The dolphins were all introduced to us, and the seven of them did a little trick each before they disappeared. They were gone for about 15 seconds and all of a sudden the first one appeared, pushing a person with his nose straight up into the air. They all did this, in turn, all seven of them, until there was seven gorgeous (and pretty similar looking) guys in wetsuits standing next to their dolphins. I really REALLY need to meet the person in charge of their recruitment and human resources.

I later learnt that a trainer is paired to a dolphin and only that trainer is allowed to swim with that dolphin. Other trainers can feed and look after other dolphins, but they’re only allowed to train their own. It’s to do with bonding and trust and stuff like that. It was very interesting. The dolphin closest to me was called Starbucks much to the amusement of the girl behind me who kept saying “like the coffee shop, like the coffee shop”. I really wanted to turn around and say “NO, you fool, like the character out of Moby Dick” but I thought that would be antagonising.

The music got all inspirational and the dolphins did more tricks and I lost count on the flips and twirls they did. It was fabulous. The talker guy said the dolphins wanted to say goodbye because they were tired, and they all did a parade with their trainers raising one fin out of the water and shaking it. This was my queue to get out and I missed the massive hoards again. Result.

Headed straight to the petting pool, which surprisingly enough is where you can pet stingers (sting rays) sea cucumbers, fish and star fish. It was actually lovely. Sea cucumbers feel like, well cucumber. Star fish feel like a rock and stingers feel like, jelly. It wasn’t an all together unpleasant experience really. I did give evils to the big sting ray in the middle of the pool and wondered if he was the one who had killed Steve Irwin. Don’t worry, I don’t think it was, but I hope the message gets back to him somehow.

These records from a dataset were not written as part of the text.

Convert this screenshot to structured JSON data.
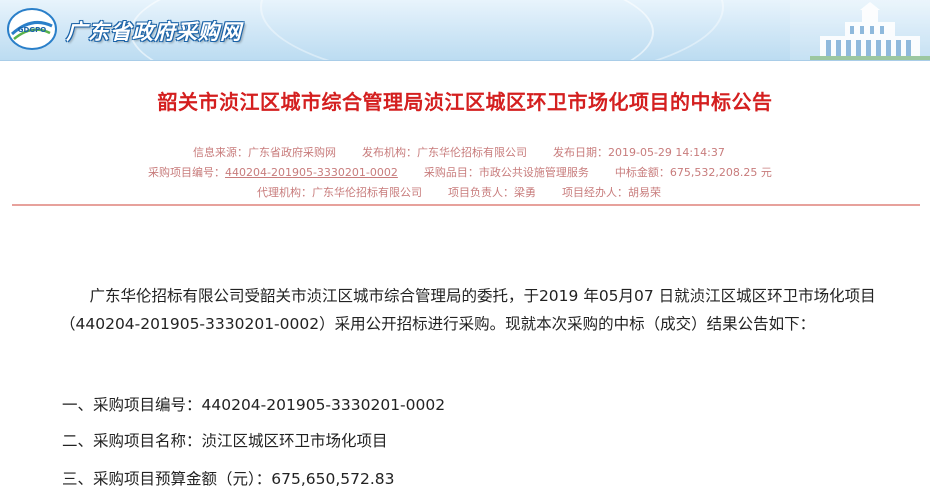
{
  "header": {
    "site_name": "广东省政府采购网",
    "logo_text": "GDGPO"
  },
  "title": "韶关市浈江区城市综合管理局浈江区城区环卫市场化项目的中标公告",
  "meta": {
    "source_label": "信息来源：",
    "source_value": "广东省政府采购网",
    "publisher_label": "发布机构：",
    "publisher_value": "广东华伦招标有限公司",
    "date_label": "发布日期：",
    "date_value": "2019-05-29 14:14:37",
    "project_no_label": "采购项目编号：",
    "project_no_value": "440204-201905-3330201-0002",
    "category_label": "采购品目：",
    "category_value": "市政公共设施管理服务",
    "amount_label": "中标金额：",
    "amount_value": "675,532,208.25 元",
    "agency_label": "代理机构：",
    "agency_value": "广东华伦招标有限公司",
    "leader_label": "项目负责人：",
    "leader_value": "梁勇",
    "handler_label": "项目经办人：",
    "handler_value": "胡易荣"
  },
  "body": {
    "intro": "广东华伦招标有限公司受韶关市浈江区城市综合管理局的委托，于2019 年05月07 日就浈江区城区环卫市场化项目（440204-201905-3330201-0002）采用公开招标进行采购。现就本次采购的中标（成交）结果公告如下：",
    "items": [
      "一、采购项目编号：440204-201905-3330201-0002",
      "二、采购项目名称：浈江区城区环卫市场化项目",
      "三、采购项目预算金额（元）：675,650,572.83"
    ]
  },
  "colors": {
    "title": "#d41f1f",
    "meta": "#c87c7c",
    "divider": "#e7a19c",
    "banner": "#cfe6f6"
  }
}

The Polar Bears and Penguins are next to each other in a large polar exhibit. (I should, at this point, point out that in real life, polar bears and penguins would never meet. One is from the North Pole, and the other from the South.) Alas, they weren’t in the same enclosure so they weren’t going to start gangs against each other. The polar bears were incredibly boring, but massive and lovely to look at. Here’s a fun fact... Did you know that female polar bears are in hibernation when they give birth, and as a result, don’t wake up for the birth! I know a few (all) girls who’d love to just wake up one morning and have a baby, instead of the whole labour thing. Fantastic. The babies feed themselves on the mother’s milk (while she’s still asleep) and it stays this way for up to 3 months until she wakes. Fascinating.

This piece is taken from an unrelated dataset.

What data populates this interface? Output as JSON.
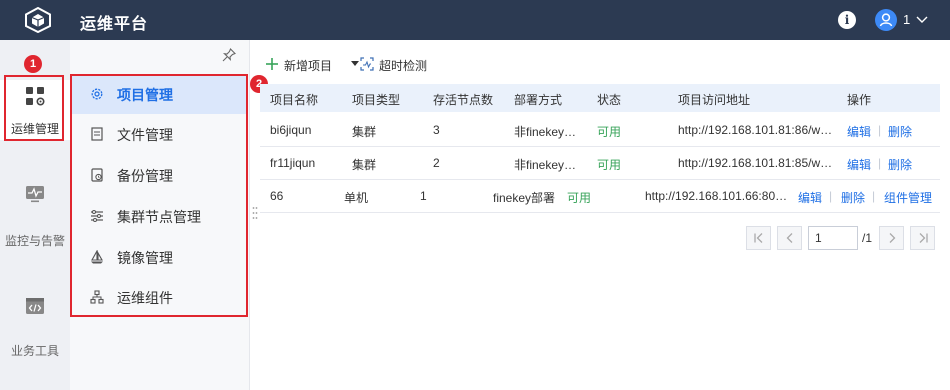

I moved onto the penguins. They have three types here. King, Rockhopper and Emperor. I think that’s what they’re called. As with all animals in captivity, there were a few penguins doing a circuit around the outside of the enclosure (which is like a big freezer kept at -12 and  has snow and everything). This always annoys me, and I really don’t like watching animals do it. I took a picture or two and left. I actually really like zoos, but sometimes, they enclosures aren’t big enough, and it’s so unfair to keep animals locked up, especially if you could release them into the wild.

Anyway.

I left Sea World (via the Sponge Bob Square Pants Parade and the Dinosaur world – both as unremarkable as each other) and went to the beach. Another three hours of gorgeous people watching and then it started to rain, so I ran for cover (just made it) and returned to the campsite to see who my new neighbours for the night were. I write this, and they still haven’t arrived, so I guess I might be left alone again, but we’ll see.

I shall write again soon. I’m driving to Brisbane on Tuesday to meet up with a friend of mine whom I used to work with. I’ve not seen her in about 7 months so we’ll have a good old catch up hopefully!